We’ve also never really settled the problem of how to organize a Task.run() method. Having multiple methods that run() delegates to allows one to replace an aspect of a component more easily, because you can inherit from the Task and reimplement only one of these methods instead of run(). One can do the same thing by delegating directly to a subtask in run() and then retargeting the subtask, and we haven’t really evaluated the pros and cons of these two approaches. And the result is a lack of consistency across concrete Tasks.

Some CmdLineTasks have also become a lot less readable as we’ve struggled with code reuse challenges when running similar algorithms on very different datasets - particularly in what’s arguably the most important task, ProcessCcdTask. Most of the work there is delegated to its base class ProcessImageTask, so it can be shared with ProcessCoaddTask, and that makes it harder to follow. I actually think a lot of that ugliness will go away as the algorithms for single-frame and deep processing naturally diverge, but to the extent it doesn’t we should look for other ways to share code.

HSC Batch/Pool Tasks

We’re currently in the process of moving over some code from HSC that includes an even higher-level collection of Tasks which aggregate multiple CmdLineTasks and run them in parallel on batch systems. This has exposed some subtleties in the differences between running these CmdLineTasks individually and all together, and a real deficiency in our ability to warm-start processing (we’re currently relying on config options that tell us whether to reuse data products that already exist on disk instead of using them, which almost inevitably leads to confusion). The batch tasks are also difficult to read, because they’re mostly about setting up pools of processes and passing jobs to them, rather than the algorithm flow. We might be able to fix this with some (fairly intense) Python syntactic sugar, but it also might be a sign that the code-readability advantage of using direct Python calls to link up pipeline units largely disappears when we get to parallel execution.

Bottom Line

Tasks were a big step up from what we had before in terms of readability and reusability (and hence developer efficiency) at a low level, precisely because they used standard Python constructs for calling units of code (i.e. the function call operator), and used Python constructs (function signatures) for defining inputs and outputs. They were a almost certainly a step back in terms of being able to connect to workflow systems. They were probably a step back for introspection, but I think that was more of an oversight in the concrete implementation rather than a flaw in the approach.
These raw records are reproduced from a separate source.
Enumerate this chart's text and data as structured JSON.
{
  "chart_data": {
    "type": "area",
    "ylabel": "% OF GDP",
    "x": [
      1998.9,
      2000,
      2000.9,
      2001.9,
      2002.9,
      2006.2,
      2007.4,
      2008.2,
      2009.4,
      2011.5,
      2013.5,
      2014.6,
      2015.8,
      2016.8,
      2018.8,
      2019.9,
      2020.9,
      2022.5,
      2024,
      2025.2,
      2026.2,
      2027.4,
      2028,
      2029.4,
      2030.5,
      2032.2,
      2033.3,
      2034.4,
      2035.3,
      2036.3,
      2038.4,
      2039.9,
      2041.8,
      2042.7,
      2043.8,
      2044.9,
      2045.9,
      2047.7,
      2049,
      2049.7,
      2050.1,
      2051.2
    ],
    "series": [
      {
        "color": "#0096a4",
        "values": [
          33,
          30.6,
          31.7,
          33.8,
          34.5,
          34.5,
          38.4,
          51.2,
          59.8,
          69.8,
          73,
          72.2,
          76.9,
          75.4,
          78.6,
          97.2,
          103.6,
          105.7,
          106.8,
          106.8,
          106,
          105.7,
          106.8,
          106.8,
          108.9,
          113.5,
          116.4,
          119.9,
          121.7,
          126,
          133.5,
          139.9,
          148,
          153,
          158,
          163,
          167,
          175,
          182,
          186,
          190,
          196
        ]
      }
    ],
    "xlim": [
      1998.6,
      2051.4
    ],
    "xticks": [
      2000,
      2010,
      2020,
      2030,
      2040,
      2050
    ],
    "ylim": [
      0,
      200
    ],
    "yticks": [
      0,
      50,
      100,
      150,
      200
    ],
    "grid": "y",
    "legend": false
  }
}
I think it’s clear at the high level we’ll need more generic interfaces to allow the pipeline to be managed more effectively by workflow systems, and that probably needs to happen at or below the level at which we start doing parallelization - but we need to be very careful to avoid running into the same readability/hidden-dependencies/unusable-without-workflow-tools problems we had before we switched to Task.

3 Likes

The batch tasks are much better than they used to be. It used to be that MPI objects were passed around, and the code was full of if comm.rank == comm.root: foo = bar; else: foo = None. I think the addition of the process pool has cleaned this up, and allows the developer to concentrate on the algorithm (which includes the scatter/gather).

Thank you. I remember most of that, Including pipette, but it is really helpful to have written out. We’ll want to follow up with you on some of the detailed use cases that you mentioned.